Cops and soldiers now have the ability to pinpoint incoming sniper fire. The military’s way-out research arm wants to take that a step further, by finding and “neutralizing” shooters before they ever pull their triggers.
For years, military engineers have been working to build a similar system — using flashes of laser light to “illuminate potential hiding places… and detect retro-reflections from the sniper’s scope.
An infrared camera/illuminator uses backscattered infrared (808 nm) illumination to light up an area of interest at distances up to 1 km. Optical augmentation (glint) from an individual’s rifle scope/binoculars or even a person’s retinas provides a means of detecting that individual.
Jet Propelled or Mechanically Assisted Bullet Dodging
If you were not relying upon muscle but something in the exoskeleton to propel the body or body part out of the way then faster short movements could be possible. A jet of gas could be used to move the head or body to initiate the dodge along with muscle activation.
A method of protecting a target from a projectile propelled from a firearm comprises detecting an approaching projectile, continuously monitoring the projectile and transmitting an actual position of the projectile to a controller, computing an estimated projectile trajectory based upon the actual position of the projectile, determining an actual position of a target with a plurality of position sensors and a plurality of attitude sensors, determining whether the estimated projectile trajectory coincides with the actual position of the target, and triggering a plurality of muscle stimulators operably coupled to the controller and to the target when the estimated projectile trajectory coincides with the actual position of the target, wherein the muscle stimulators stimulate the target to move in a predefined manner, and wherein the target moves by an amount sufficient to avoid any contact with the approaching projectile. The projectile may be detected in the detecting step by emitting an electromagnetic wave from a projectile detector and receiving the electromagnetic wave after the electromagnetic wave has been reflected back toward the projectile detector by the projectile.

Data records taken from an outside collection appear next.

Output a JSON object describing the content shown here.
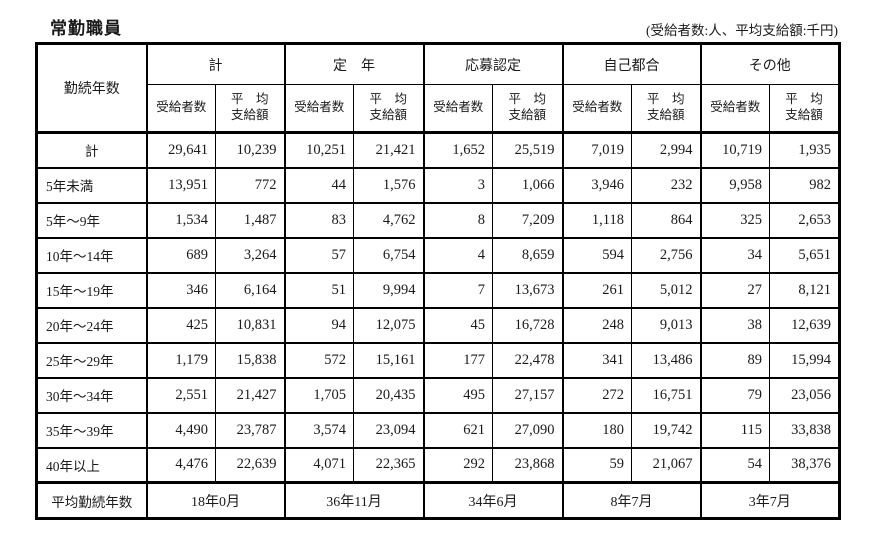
{
  "title": "常勤職員",
  "unit_note": "(受給者数:人、平均支給額:千円)",
  "table": {
    "row_header": "勤続年数",
    "groups": [
      {
        "key": "total",
        "label": "計"
      },
      {
        "key": "mandatory-retirement",
        "label": "定　年"
      },
      {
        "key": "application-certified",
        "label": "応募認定"
      },
      {
        "key": "personal-reasons",
        "label": "自己都合"
      },
      {
        "key": "other",
        "label": "その他"
      }
    ],
    "sub_headers": {
      "recipients": "受給者数",
      "avg_line1": "平　均",
      "avg_line2": "支給額"
    },
    "rows": [
      {
        "label": "計",
        "values": [
          "29,641",
          "10,239",
          "10,251",
          "21,421",
          "1,652",
          "25,519",
          "7,019",
          "2,994",
          "10,719",
          "1,935"
        ]
      },
      {
        "label": "5年未満",
        "values": [
          "13,951",
          "772",
          "44",
          "1,576",
          "3",
          "1,066",
          "3,946",
          "232",
          "9,958",
          "982"
        ]
      },
      {
        "label": "5年～9年",
        "values": [
          "1,534",
          "1,487",
          "83",
          "4,762",
          "8",
          "7,209",
          "1,118",
          "864",
          "325",
          "2,653"
        ]
      },
      {
        "label": "10年～14年",
        "values": [
          "689",
          "3,264",
          "57",
          "6,754",
          "4",
          "8,659",
          "594",
          "2,756",
          "34",
          "5,651"
        ]
      },
      {
        "label": "15年～19年",
        "values": [
          "346",
          "6,164",
          "51",
          "9,994",
          "7",
          "13,673",
          "261",
          "5,012",
          "27",
          "8,121"
        ]
      },
      {
        "label": "20年～24年",
        "values": [
          "425",
          "10,831",
          "94",
          "12,075",
          "45",
          "16,728",
          "248",
          "9,013",
          "38",
          "12,639"
        ]
      },
      {
        "label": "25年～29年",
        "values": [
          "1,179",
          "15,838",
          "572",
          "15,161",
          "177",
          "22,478",
          "341",
          "13,486",
          "89",
          "15,994"
        ]
      },
      {
        "label": "30年～34年",
        "values": [
          "2,551",
          "21,427",
          "1,705",
          "20,435",
          "495",
          "27,157",
          "272",
          "16,751",
          "79",
          "23,056"
        ]
      },
      {
        "label": "35年～39年",
        "values": [
          "4,490",
          "23,787",
          "3,574",
          "23,094",
          "621",
          "27,090",
          "180",
          "19,742",
          "115",
          "33,838"
        ]
      },
      {
        "label": "40年以上",
        "values": [
          "4,476",
          "22,639",
          "4,071",
          "22,365",
          "292",
          "23,868",
          "59",
          "21,067",
          "54",
          "38,376"
        ]
      }
    ],
    "footer": {
      "label": "平均勤続年数",
      "values": [
        "18年0月",
        "36年11月",
        "34年6月",
        "8年7月",
        "3年7月"
      ]
    }
  }
}
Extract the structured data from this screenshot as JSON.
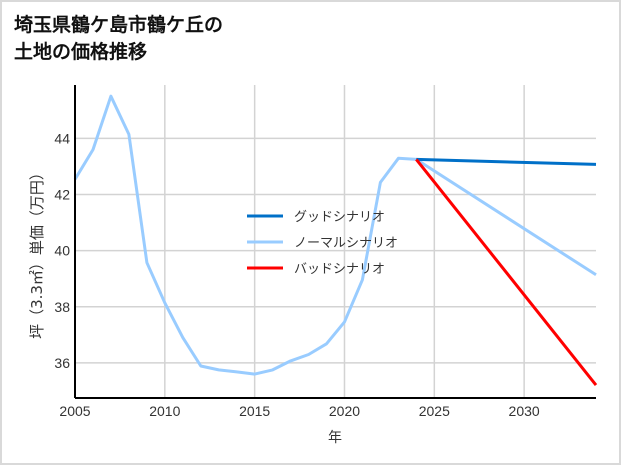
{
  "title_line1": "埼玉県鶴ケ島市鶴ケ丘の",
  "title_line2": "土地の価格推移",
  "chart_data": {
    "type": "line",
    "title": "埼玉県鶴ケ島市鶴ケ丘の土地の価格推移",
    "xlabel": "年",
    "ylabel": "坪（3.3㎡）単価（万円）",
    "xlim": [
      2005,
      2034
    ],
    "ylim": [
      34.75,
      45.9
    ],
    "xticks": [
      2005,
      2010,
      2015,
      2020,
      2025,
      2030
    ],
    "yticks": [
      36,
      38,
      40,
      42,
      44
    ],
    "grid": true,
    "legend_position": "center",
    "series": [
      {
        "name": "グッドシナリオ",
        "color": "#0070c8",
        "x": [
          2024,
          2034
        ],
        "y": [
          43.25,
          43.07
        ]
      },
      {
        "name": "ノーマルシナリオ",
        "color": "#99ccff",
        "x": [
          2005,
          2006,
          2007,
          2008,
          2009,
          2010,
          2011,
          2012,
          2013,
          2014,
          2015,
          2016,
          2017,
          2018,
          2019,
          2020,
          2021,
          2022,
          2023,
          2024,
          2034
        ],
        "y": [
          42.54,
          43.6,
          45.5,
          44.14,
          39.57,
          38.14,
          36.9,
          35.89,
          35.75,
          35.68,
          35.6,
          35.75,
          36.07,
          36.3,
          36.68,
          37.46,
          38.96,
          42.43,
          43.29,
          43.25,
          39.14
        ]
      },
      {
        "name": "バッドシナリオ",
        "color": "#ff0000",
        "x": [
          2024,
          2034
        ],
        "y": [
          43.25,
          35.21
        ]
      }
    ]
  }
}
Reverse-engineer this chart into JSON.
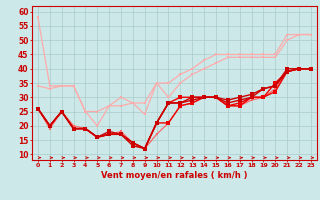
{
  "xlabel": "Vent moyen/en rafales ( km/h )",
  "bg_color": "#cce8e8",
  "grid_color": "#aacccc",
  "axis_color": "#cc0000",
  "label_color": "#cc0000",
  "x_values": [
    0,
    1,
    2,
    3,
    4,
    5,
    6,
    7,
    8,
    9,
    10,
    11,
    12,
    13,
    14,
    15,
    16,
    17,
    18,
    19,
    20,
    21,
    22,
    23
  ],
  "ylim": [
    8,
    62
  ],
  "yticks": [
    10,
    15,
    20,
    25,
    30,
    35,
    40,
    45,
    50,
    55,
    60
  ],
  "series": [
    {
      "color": "#ffaaaa",
      "linewidth": 0.9,
      "markersize": 2.0,
      "values": [
        58,
        34,
        34,
        34,
        25,
        25,
        27,
        27,
        28,
        28,
        35,
        35,
        38,
        40,
        43,
        45,
        45,
        45,
        45,
        45,
        45,
        52,
        52,
        52
      ]
    },
    {
      "color": "#ffaaaa",
      "linewidth": 0.9,
      "markersize": 2.0,
      "values": [
        34,
        33,
        34,
        34,
        25,
        20,
        27,
        30,
        28,
        24,
        35,
        30,
        35,
        38,
        40,
        42,
        44,
        44,
        44,
        44,
        44,
        50,
        52,
        52
      ]
    },
    {
      "color": "#ff6666",
      "linewidth": 0.9,
      "markersize": 2.0,
      "values": [
        26,
        19,
        25,
        20,
        19,
        16,
        17,
        18,
        14,
        12,
        17,
        21,
        27,
        28,
        30,
        30,
        27,
        27,
        29,
        30,
        33,
        39,
        40,
        40
      ]
    },
    {
      "color": "#ee0000",
      "linewidth": 1.0,
      "markersize": 2.5,
      "values": [
        26,
        20,
        25,
        19,
        19,
        16,
        17,
        17,
        14,
        12,
        21,
        21,
        27,
        28,
        30,
        30,
        27,
        27,
        30,
        30,
        35,
        39,
        40,
        40
      ]
    },
    {
      "color": "#ee0000",
      "linewidth": 1.0,
      "markersize": 2.5,
      "values": [
        26,
        20,
        25,
        19,
        19,
        16,
        17,
        17,
        14,
        12,
        21,
        28,
        30,
        30,
        30,
        30,
        27,
        28,
        30,
        30,
        32,
        39,
        40,
        40
      ]
    },
    {
      "color": "#cc0000",
      "linewidth": 1.0,
      "markersize": 2.5,
      "values": [
        26,
        20,
        25,
        19,
        19,
        16,
        17,
        17,
        13,
        12,
        21,
        28,
        28,
        29,
        30,
        30,
        28,
        29,
        30,
        33,
        34,
        39,
        40,
        40
      ]
    },
    {
      "color": "#cc0000",
      "linewidth": 1.0,
      "markersize": 2.5,
      "values": [
        26,
        20,
        25,
        19,
        19,
        16,
        18,
        17,
        14,
        12,
        21,
        28,
        28,
        30,
        30,
        30,
        29,
        30,
        31,
        33,
        34,
        40,
        40,
        40
      ]
    }
  ]
}
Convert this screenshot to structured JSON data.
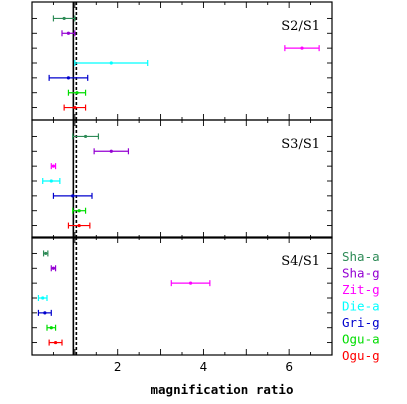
{
  "chart_data": {
    "type": "scatter",
    "xlabel": "magnification ratio",
    "xlim": [
      0,
      7
    ],
    "xticks": [
      2,
      4,
      6
    ],
    "grid": false,
    "legend_placement": "right",
    "reference_line": {
      "x": 1,
      "style": "dashed"
    },
    "panels": [
      {
        "label": "S2/S1",
        "series": [
          {
            "name": "Sha-a",
            "color": "#2e8b57",
            "x": 0.75,
            "xerr": 0.25
          },
          {
            "name": "Sha-g",
            "color": "#9400d3",
            "x": 0.85,
            "xerr": 0.15
          },
          {
            "name": "Zit-g",
            "color": "#ff00ff",
            "x": 6.3,
            "xerr": 0.4
          },
          {
            "name": "Die-a",
            "color": "#00ffff",
            "x": 1.85,
            "xerr": 0.85
          },
          {
            "name": "Gri-g",
            "color": "#0000cd",
            "x": 0.85,
            "xerr": 0.45
          },
          {
            "name": "Ogu-a",
            "color": "#00dd00",
            "x": 1.05,
            "xerr": 0.2
          },
          {
            "name": "Ogu-g",
            "color": "#ff0000",
            "x": 1.0,
            "xerr": 0.25
          }
        ]
      },
      {
        "label": "S3/S1",
        "series": [
          {
            "name": "Sha-a",
            "color": "#2e8b57",
            "x": 1.25,
            "xerr": 0.3
          },
          {
            "name": "Sha-g",
            "color": "#9400d3",
            "x": 1.85,
            "xerr": 0.4
          },
          {
            "name": "Zit-g",
            "color": "#ff00ff",
            "x": 0.5,
            "xerr": 0.05
          },
          {
            "name": "Die-a",
            "color": "#00ffff",
            "x": 0.45,
            "xerr": 0.2
          },
          {
            "name": "Gri-g",
            "color": "#0000cd",
            "x": 0.95,
            "xerr": 0.45
          },
          {
            "name": "Ogu-a",
            "color": "#00dd00",
            "x": 1.1,
            "xerr": 0.15
          },
          {
            "name": "Ogu-g",
            "color": "#ff0000",
            "x": 1.1,
            "xerr": 0.25
          }
        ]
      },
      {
        "label": "S4/S1",
        "series": [
          {
            "name": "Sha-a",
            "color": "#2e8b57",
            "x": 0.32,
            "xerr": 0.05
          },
          {
            "name": "Sha-g",
            "color": "#9400d3",
            "x": 0.5,
            "xerr": 0.05
          },
          {
            "name": "Zit-g",
            "color": "#ff00ff",
            "x": 3.7,
            "xerr": 0.45
          },
          {
            "name": "Die-a",
            "color": "#00ffff",
            "x": 0.25,
            "xerr": 0.1
          },
          {
            "name": "Gri-g",
            "color": "#0000cd",
            "x": 0.3,
            "xerr": 0.15
          },
          {
            "name": "Ogu-a",
            "color": "#00dd00",
            "x": 0.45,
            "xerr": 0.1
          },
          {
            "name": "Ogu-g",
            "color": "#ff0000",
            "x": 0.55,
            "xerr": 0.15
          }
        ]
      }
    ]
  },
  "legend": [
    {
      "label": "Sha-a",
      "color": "#2e8b57"
    },
    {
      "label": "Sha-g",
      "color": "#9400d3"
    },
    {
      "label": "Zit-g",
      "color": "#ff00ff"
    },
    {
      "label": "Die-a",
      "color": "#00ffff"
    },
    {
      "label": "Gri-g",
      "color": "#0000cd"
    },
    {
      "label": "Ogu-a",
      "color": "#00dd00"
    },
    {
      "label": "Ogu-g",
      "color": "#ff0000"
    }
  ]
}
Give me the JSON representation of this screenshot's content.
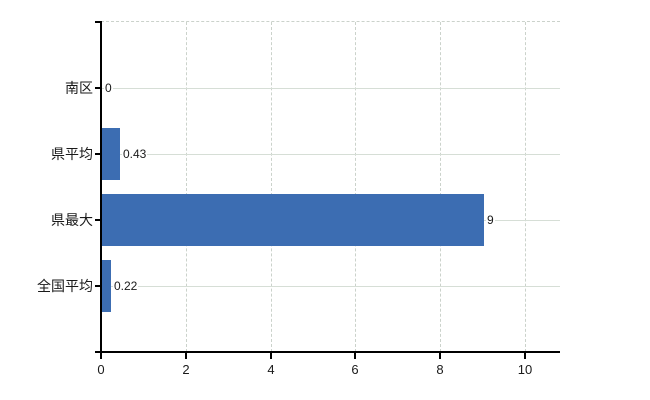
{
  "chart_data": {
    "type": "bar",
    "orientation": "horizontal",
    "title": "",
    "categories": [
      "南区",
      "県平均",
      "県最大",
      "全国平均"
    ],
    "values": [
      0,
      0.43,
      9,
      0.22
    ],
    "value_labels": [
      "0",
      "0.43",
      "9",
      "0.22"
    ],
    "x_ticks": [
      0,
      2,
      4,
      6,
      8,
      10
    ],
    "x_tick_labels": [
      "0",
      "2",
      "4",
      "6",
      "8",
      "10"
    ],
    "xlim": [
      0,
      10.8
    ],
    "ylabel": "",
    "xlabel": "",
    "grid": "on",
    "legend": "none",
    "colors": {
      "bar": "#3c6db2",
      "axis": "#000000",
      "h_gridline": "#d6ded6",
      "v_gridline": "#cbd2cb",
      "text": "#1a1a1a",
      "background": "#ffffff"
    }
  }
}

Sniper Rifle Ranges and Typical Shot Distances
Effective range for the standard-caliber sniper rifles against the single human-sized target may be estimated as 700-800 meters for first-shot kills. To extend effective range beyond 1000 meters, often used sniper rifles, designed to fire more powerful ammunition, such as .300 Winchester magnum (7.62x67mm) or .338 Lapua magnum (8.6x70mm). The range for sniper fire may vary from 100 meters or even less in police/counter-terror scenarios, or up to 1 kilometer or more – in military or special operations scenarios.
A Canadian sniper in Afghanistan made the longest recorded sniper kill in history with this weapon. On a March afternoon in 2002, Corporal Rob Furlong of the Princess Patricia’s Canadian Light Infantry (PPCLI) killed an enemy combatant from 2,430 meters (12.0772 furlongs/2,657 yd/1.509 miles) with American 750 grain Hornady A-MAX very-low-drag bullets.
Current Sniper Shot Detection Systems
Shotspotter is the audio-monitoring tool used by law-enforcement agencies to pinpoint gunfire. They use a triangulation system to coordinate with other nearby Shotspotter devices to determine precisely where gunshots are fired. They have a range of about 2 miles and are guaranteed accurate to within about 75 feet, though typically they are closer to the exact location. This is nowhere near the accuracy and speed needed for the bionic bullet dodging system. The current systems are for determining an area to cordon off so that the sniper can be hunted in city block or four city blocks or in a section of jungle. Meanwhile the target of the sniper is assuming room temperature.
Detection of the shot and the precise trajectory of the shot will have to get a lot better for bionic dodging to know the direction to dodge and the point to move away from.